Wednesday, September 15, 2010

New Most Embarrassing Moment

I start this with a big sigh. I'm rolling my eyes at myself for all the alternative titles I could've named this blog. I'll put them at the end and you can vote on them.

I'll start this the same way I started the story about Mocha getting hit by a car.

We're all ok.

And now, I will give you permission to laugh. I know I have and still am.

Five words sum up my late night and early morning.

Sat on knife in car.

That is what my dear husband wrote in the block on the form explaining why I was in the emergency room at Andrews Air Force Base at 1:30 a.m., getting stitches on my derriere.

How does one sit on a knife in a car? That is a very good question, and though I can answer it somewhat, it really is just a set up for a lifetime of jokes.

Here's what happened. My friend Mary dropped me off at my car after our cooking class last night. I was in a rush to get home because it was around 11:30 and I still needed to blog. I threw my purse and my bag containing my apron, the food we made, and oh yeah, my knives, in through the driver's seat and followed them in.

I immediately felt a little poke in my backside and realized the bag hadn't made it into the passenger seat, but was in fact still in the driver's seat. A quick check with my hand and I realized it wasn't a pen that had poked me, but something that was a bit sharper and able to draw some blood. Fortunately, Mary was waiting to make sure I got off ok, so I limped over to her car and with great embarrassment, asked her to check to see what was causing the bleeding. I'm very glad it was a deserted parking lot at that point and am hoping security footage doesn't show up on youtube any time soon!

She quickly insisted that an emergency room visit was in order, even though I was sure we could just use the first-aid kit in my glove box (we have another one in the trunk, thanks to my ever-ready-for-emergencies-husband, but the glove box was closer) to patch me up until I got home and could put a proper dressing on it. Fortunately (again) we were right across the street from the base and decided the ER there would be the best place to go.

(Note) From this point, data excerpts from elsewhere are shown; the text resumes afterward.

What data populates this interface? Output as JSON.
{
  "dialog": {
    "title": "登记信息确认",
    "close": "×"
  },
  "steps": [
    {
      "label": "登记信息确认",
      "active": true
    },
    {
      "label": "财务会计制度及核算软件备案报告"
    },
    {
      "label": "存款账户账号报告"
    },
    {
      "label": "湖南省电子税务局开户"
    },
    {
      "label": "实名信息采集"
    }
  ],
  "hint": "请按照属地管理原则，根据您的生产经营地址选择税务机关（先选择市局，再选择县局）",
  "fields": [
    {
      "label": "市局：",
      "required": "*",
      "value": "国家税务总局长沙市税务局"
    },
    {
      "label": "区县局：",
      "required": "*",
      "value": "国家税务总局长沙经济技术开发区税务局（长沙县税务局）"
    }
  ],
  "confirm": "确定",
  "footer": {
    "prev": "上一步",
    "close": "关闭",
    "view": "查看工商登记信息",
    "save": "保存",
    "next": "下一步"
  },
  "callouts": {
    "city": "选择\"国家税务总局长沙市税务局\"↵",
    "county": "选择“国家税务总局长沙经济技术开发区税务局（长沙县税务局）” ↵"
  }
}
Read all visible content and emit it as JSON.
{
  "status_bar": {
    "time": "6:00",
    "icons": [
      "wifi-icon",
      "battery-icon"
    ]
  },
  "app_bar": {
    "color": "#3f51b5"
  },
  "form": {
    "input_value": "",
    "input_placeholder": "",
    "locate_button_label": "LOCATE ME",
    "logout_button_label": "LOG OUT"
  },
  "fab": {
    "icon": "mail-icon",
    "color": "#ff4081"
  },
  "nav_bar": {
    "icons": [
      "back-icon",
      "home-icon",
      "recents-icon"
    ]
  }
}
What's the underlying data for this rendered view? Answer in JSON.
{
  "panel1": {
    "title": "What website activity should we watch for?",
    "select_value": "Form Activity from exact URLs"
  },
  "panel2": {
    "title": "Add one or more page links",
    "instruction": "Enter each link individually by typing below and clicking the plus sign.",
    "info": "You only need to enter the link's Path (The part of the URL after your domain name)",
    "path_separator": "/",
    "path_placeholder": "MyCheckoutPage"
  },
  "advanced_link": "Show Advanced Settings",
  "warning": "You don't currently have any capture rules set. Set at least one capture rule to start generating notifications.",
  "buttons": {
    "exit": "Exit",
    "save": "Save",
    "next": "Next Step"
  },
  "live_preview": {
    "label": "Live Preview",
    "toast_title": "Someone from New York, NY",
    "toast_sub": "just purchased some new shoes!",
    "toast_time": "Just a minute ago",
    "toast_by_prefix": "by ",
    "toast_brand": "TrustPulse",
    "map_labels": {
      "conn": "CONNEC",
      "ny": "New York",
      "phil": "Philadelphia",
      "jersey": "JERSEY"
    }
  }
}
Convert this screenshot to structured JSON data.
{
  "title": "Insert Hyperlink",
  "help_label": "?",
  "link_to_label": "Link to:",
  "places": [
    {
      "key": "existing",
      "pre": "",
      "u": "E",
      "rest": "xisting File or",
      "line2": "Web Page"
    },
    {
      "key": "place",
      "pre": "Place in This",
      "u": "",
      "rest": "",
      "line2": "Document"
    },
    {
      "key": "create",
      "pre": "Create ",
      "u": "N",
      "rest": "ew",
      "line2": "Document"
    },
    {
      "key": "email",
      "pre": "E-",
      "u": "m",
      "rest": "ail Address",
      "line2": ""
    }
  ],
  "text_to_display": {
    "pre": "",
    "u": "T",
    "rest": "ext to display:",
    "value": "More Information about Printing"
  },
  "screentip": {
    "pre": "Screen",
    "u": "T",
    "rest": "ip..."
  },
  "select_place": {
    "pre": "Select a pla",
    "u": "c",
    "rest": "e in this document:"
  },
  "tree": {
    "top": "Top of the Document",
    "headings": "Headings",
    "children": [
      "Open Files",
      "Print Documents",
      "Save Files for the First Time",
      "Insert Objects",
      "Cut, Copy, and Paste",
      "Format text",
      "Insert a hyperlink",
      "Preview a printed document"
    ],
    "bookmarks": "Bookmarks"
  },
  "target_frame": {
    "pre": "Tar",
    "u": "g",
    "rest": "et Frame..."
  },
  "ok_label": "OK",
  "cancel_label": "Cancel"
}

Before we took off, I asked her to go grab my bag so I could see what the offending weapon was. There, protruding from the oh-so-protective cloth was about an inch of my recently sharpened and sanitized chef's knife. It had been in it's hardened case when I put it in the bag, but somehow-- in what I'm sure will be a delightful conversation with the manufacturer-- had popped the case open and become, well, armed.

Mary went into the ER to explain what happened, which the nurse and techs later told me could not be done with a straight face, and a crew of Airmen trying to look serious and concerned came out to the car with a wheelchair to get me. They all took very good care of me, even while every person who came in had to ask, "How did you sit on a knife?" At least I gave everyone something to laugh about amid their other, more serious cases.

I got to hear Blueberry's beautiful heartbeat for the second time in as many days (Monday was our 23-week check up) and within a few hours was cleaned up, stitched up, patched up and on my way home. Through it all, my wonderful, supportive husband just kept looking at me and shaking his head. Mary had said it could happen to anyone, but he and I both knew that this kind of thing pretty much just happens to me!

So, there's my story and I'm sticking to it. Oh! Ouch! I do have a point, though. Oh, ha ha! Butt seriously (I'm sorry, I can't stop!), I learned for myself that laughter is truly the best medicine and one that can (and should) be taken while pregnant!

Ok- here are the alternative titles I came up with. Any (PG-13 please) others?

Sat on Knife in Car
You know what's a real pain in the butt?
At least it's something to blog about, Pt 2
Friends don't let friends lacerate and drive
The end of my bikini modeling dreams


  1. Oh Anna, I am so sorry. As a mom who has broken her nose by running into a bar while playing on the playground with Seth. I understand you completely! Bringing us both into the ER bloodied and getting the "how did you run into a bar comments", all you can do is laugh! Hope your bum feels better soon! :)

  2. I couldn't have told the story better myself (except I think the knife was sticking out about 2 inches rather than just 1). I went to cut a tomato this morning w/ my chefs knife and got a little sick to my stomach. So thankful it wasn't more serious!

  3. Ok, I DID laugh, but not AT you. Ok, maybe a little AT you, but mostly AT the situation. Butt really...I'm glad you're ok. You will always be a "Cut Abutt the rest" in my book :D

  4. I vote for title number 2! Glad you are ok! very funny

  5. Well, first of all I'm so glad you are okay!

    This will be a funny story to share with your little one someday!
    Oh, I would also have voted for the "pain in the butt" title. :)

  6. Too funny, Anna!
    Can't wait to hear how that conversation goes with the knife manufacturer!
    Mary, thanks for staying to make sure she got off OK!!

  7. Hysterical, Anna! Some more title ideas:

    Why God Gave Us Padded Bottoms
    Blade Bunner
    Leave, But Don't Cleave

  8. I also like title #2....and SUPER glad that you are okay!!